What produces red artifacts? Photoshop breaks your image down into three primary colors, red, green and blue each having its own color channel. Your screen image projects all three channels simultaneously (Channel RGB). When you shoot underwater at depth without adequate strobe coverage, there is little information (or very noisy or blotchy information) in the red channel because of the absorption of the red end of the spectrum. In full version Photoshop you have a channels palette that will let you “look under the hood” and see what the red channel looks like. In Photoshop Elements you have to guess. Go to Enhance>Adjust Lighting>Levels and in the Channel drop down menu change the channel to red. If the red channel histogram is pushed up against the left side and slopes down toward the middle of the histogram, this is evidence of a “dead red” channel.

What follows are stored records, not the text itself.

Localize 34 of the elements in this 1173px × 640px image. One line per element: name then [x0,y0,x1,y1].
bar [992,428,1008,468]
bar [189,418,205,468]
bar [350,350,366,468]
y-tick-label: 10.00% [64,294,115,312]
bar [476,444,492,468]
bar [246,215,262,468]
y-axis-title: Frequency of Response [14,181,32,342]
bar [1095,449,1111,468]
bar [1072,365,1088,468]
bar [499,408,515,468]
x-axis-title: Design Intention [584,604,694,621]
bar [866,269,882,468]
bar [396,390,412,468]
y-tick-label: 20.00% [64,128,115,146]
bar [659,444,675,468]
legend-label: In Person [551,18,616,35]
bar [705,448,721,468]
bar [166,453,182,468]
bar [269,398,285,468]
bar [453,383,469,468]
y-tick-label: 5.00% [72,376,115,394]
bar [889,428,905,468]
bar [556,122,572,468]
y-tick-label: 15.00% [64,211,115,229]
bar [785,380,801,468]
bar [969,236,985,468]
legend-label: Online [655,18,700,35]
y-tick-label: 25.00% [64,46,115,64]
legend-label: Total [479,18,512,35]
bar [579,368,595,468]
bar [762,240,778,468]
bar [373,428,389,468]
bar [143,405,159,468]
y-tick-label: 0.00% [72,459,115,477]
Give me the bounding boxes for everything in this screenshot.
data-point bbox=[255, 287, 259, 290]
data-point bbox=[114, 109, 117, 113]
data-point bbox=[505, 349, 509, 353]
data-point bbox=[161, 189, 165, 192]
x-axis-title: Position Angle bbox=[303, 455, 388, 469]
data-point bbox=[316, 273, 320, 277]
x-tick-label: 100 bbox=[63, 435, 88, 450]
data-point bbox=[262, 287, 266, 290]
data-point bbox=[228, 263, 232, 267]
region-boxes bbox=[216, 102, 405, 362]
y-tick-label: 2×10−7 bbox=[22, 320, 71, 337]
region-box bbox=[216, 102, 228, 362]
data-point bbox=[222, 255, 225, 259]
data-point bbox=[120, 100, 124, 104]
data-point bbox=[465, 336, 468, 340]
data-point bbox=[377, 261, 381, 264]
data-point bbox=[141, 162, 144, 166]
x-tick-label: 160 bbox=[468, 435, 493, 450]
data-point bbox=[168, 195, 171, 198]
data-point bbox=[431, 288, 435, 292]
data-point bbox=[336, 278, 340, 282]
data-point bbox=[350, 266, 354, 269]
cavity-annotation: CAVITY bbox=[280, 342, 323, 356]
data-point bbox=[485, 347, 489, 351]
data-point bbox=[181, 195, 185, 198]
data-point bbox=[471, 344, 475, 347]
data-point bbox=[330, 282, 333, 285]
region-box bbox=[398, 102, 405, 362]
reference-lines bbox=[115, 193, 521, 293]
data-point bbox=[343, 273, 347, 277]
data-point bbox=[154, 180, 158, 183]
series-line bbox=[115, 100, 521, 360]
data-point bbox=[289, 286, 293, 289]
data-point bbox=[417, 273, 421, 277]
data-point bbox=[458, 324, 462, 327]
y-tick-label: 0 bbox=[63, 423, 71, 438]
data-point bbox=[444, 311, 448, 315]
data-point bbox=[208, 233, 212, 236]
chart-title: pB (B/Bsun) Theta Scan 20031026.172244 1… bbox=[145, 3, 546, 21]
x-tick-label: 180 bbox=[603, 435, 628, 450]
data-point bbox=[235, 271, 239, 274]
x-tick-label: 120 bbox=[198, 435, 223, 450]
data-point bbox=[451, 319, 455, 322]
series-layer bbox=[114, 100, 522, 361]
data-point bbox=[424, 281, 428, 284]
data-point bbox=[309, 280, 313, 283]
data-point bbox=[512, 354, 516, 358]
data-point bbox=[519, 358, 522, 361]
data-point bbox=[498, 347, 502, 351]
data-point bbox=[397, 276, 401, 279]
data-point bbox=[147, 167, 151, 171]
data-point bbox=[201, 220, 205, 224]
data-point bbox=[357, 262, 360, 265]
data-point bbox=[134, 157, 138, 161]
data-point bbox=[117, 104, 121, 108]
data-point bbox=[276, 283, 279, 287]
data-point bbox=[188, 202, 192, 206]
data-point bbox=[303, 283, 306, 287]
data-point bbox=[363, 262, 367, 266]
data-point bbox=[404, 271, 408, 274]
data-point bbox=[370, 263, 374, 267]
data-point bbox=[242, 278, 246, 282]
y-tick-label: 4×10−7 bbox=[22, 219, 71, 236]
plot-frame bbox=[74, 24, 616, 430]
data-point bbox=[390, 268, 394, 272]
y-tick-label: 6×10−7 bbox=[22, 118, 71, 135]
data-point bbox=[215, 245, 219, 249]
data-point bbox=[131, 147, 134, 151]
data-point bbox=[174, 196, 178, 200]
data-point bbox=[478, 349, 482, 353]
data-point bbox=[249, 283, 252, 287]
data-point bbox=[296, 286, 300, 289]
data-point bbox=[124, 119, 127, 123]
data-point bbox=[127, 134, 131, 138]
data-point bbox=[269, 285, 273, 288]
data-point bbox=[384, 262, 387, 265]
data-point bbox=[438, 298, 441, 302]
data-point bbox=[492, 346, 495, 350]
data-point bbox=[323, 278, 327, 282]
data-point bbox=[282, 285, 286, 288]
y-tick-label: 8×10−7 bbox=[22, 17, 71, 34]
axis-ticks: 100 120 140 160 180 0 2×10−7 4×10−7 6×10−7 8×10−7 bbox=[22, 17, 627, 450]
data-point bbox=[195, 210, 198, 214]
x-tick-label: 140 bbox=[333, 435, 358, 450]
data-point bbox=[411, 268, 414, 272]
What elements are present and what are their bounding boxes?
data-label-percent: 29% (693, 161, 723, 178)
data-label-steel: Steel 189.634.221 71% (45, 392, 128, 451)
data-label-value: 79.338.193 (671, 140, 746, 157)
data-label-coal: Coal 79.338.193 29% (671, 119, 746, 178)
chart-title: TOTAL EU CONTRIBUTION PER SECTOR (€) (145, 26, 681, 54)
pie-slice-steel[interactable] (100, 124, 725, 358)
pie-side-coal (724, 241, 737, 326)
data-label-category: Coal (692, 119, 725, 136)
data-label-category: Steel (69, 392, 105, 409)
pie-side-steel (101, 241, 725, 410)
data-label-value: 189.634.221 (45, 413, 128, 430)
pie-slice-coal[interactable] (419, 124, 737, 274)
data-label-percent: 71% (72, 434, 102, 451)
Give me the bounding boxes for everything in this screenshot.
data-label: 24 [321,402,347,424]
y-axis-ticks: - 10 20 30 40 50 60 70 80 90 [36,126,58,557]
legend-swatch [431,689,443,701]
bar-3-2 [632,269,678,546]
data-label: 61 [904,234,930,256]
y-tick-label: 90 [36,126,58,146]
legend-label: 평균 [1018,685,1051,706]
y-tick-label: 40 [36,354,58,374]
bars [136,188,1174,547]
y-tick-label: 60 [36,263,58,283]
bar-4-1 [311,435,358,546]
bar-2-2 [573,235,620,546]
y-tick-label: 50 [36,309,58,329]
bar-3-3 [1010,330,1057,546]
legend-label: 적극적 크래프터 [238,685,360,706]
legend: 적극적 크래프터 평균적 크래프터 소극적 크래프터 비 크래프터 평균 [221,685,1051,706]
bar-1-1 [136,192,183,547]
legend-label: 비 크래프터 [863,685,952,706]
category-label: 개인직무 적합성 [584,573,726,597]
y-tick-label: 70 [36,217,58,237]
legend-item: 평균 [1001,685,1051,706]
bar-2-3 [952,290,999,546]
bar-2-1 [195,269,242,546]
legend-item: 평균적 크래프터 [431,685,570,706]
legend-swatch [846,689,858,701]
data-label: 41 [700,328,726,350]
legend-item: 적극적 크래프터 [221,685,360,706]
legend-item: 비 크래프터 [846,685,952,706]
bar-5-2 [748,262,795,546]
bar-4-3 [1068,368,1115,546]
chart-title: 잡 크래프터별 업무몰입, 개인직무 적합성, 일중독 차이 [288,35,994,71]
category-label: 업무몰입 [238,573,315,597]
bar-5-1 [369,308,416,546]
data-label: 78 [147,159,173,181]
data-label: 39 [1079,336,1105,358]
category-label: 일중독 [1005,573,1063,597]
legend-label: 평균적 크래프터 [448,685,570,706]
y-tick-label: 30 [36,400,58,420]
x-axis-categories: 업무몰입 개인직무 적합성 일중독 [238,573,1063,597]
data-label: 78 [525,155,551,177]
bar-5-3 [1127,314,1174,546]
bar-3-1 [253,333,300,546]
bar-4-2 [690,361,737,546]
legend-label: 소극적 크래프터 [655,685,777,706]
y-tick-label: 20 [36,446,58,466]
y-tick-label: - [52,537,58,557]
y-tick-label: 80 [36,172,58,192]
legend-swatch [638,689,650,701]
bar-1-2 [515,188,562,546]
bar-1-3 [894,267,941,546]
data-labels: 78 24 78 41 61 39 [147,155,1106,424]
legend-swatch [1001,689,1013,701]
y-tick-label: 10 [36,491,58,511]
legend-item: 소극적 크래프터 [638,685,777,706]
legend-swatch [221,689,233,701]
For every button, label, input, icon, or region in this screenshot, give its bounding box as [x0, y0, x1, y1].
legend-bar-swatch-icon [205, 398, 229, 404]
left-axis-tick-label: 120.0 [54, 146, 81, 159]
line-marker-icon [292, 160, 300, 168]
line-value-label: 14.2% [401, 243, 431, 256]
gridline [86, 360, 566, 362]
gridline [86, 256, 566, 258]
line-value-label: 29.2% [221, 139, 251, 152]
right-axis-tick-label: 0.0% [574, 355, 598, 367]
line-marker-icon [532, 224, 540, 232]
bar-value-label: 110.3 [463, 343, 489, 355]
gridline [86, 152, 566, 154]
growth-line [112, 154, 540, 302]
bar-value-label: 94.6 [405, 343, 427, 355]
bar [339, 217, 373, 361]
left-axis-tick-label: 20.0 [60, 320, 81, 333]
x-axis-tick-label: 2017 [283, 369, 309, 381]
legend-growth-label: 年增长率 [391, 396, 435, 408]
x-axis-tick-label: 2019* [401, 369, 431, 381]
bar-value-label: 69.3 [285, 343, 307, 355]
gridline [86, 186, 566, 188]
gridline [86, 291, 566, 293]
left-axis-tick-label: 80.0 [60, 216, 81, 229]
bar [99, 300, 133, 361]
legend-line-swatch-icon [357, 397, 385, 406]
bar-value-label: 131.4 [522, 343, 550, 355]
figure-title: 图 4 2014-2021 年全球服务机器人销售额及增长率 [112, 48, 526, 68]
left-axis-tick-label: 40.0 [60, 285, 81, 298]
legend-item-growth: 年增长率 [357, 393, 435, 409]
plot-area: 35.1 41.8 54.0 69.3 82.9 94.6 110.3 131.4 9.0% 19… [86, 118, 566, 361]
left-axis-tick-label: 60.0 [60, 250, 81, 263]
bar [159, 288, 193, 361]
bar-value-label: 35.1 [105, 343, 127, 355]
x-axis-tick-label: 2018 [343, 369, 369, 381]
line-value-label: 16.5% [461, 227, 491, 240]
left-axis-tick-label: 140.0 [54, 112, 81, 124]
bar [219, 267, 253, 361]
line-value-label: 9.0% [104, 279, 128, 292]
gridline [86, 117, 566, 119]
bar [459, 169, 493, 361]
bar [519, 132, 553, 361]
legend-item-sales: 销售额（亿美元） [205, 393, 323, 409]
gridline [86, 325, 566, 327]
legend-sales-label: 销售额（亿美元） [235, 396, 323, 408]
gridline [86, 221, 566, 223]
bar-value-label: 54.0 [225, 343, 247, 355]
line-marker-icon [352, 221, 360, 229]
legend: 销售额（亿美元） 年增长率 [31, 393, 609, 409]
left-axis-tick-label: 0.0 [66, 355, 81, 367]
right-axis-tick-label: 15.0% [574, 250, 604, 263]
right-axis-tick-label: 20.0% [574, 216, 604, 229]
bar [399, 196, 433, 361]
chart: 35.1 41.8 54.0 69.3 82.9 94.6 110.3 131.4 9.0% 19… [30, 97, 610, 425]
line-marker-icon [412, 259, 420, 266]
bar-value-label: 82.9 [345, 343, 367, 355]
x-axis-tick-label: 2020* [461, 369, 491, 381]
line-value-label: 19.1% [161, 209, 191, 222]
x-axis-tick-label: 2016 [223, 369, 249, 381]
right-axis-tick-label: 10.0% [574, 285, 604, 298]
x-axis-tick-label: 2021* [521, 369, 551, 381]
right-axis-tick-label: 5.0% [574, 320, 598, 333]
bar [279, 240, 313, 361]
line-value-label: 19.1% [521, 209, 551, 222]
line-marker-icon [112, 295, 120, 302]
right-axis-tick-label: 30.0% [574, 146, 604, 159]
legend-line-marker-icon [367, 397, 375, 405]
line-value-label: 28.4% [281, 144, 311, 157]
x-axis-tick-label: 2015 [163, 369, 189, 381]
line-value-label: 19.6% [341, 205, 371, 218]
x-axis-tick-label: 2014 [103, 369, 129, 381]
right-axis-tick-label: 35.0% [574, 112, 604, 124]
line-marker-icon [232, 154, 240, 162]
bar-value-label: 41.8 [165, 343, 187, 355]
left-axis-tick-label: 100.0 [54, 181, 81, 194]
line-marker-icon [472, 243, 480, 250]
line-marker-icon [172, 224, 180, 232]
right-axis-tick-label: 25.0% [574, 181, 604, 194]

Adjustments like Smart Fix and AutoLevels assume that you have good information in all color channels and all the computer needs to do is rebalance them. When it tries to rebalance the dead red channel then it ends up producing the red spots or artifacts you are complaining of. Otherwise, smart fix or AutoLevels can work nicely on images shot with good strobe coverage or very shallow with good ambient light and stronger reds.
How do you fix the red artifacts? First, you can listen to Lisa. Forget AutoLevels or the levels adjustment in the lighting section in quick fix mode and go to Standard Edit. Select the levels adjustment dialogue box (Control-L or Enhance>Adjust Lighting>Levels). First change the channel selection in the drop down menu at top from RGB to red. Move the right (highlights) slider to the left until it touches the “tail” of your red channel histogram. Then fiddle with the middle (gamma) slider until you get the red spots and then back off until the red spots disappear. You then can go to the green and blue channels and adjust the sliders until you have color corrected your image to taste. Sometimes this method takes a couple of passes to get the adjustments the way you want them. If you are a more advanced PSE user then I suggest using Levels as an adjustment layer (get the drop down menu by clicking on the half black/half white circle in the Layers Palette) because it lets you go back and change your settings and has a built in mask if you want to “paint out” part of the adjustment.
If this does not produce satisfactory results then consider the Mandrake Method to attempt a repair to the red channel. A number of threads have discussed how to do this and I am happy to provide a link to an article I wrote which reviews this method. Because Mandrake involves a number of steps and layers it is really better suited to an action in full version photoshop if you have to adjust a lot of images, but I have heard from a number of PSE users who have used it with great results for the occasional image project in PSE.
I am speculating somewhat as to your problem. If you want to post an image then I am sure we can all help you work on it.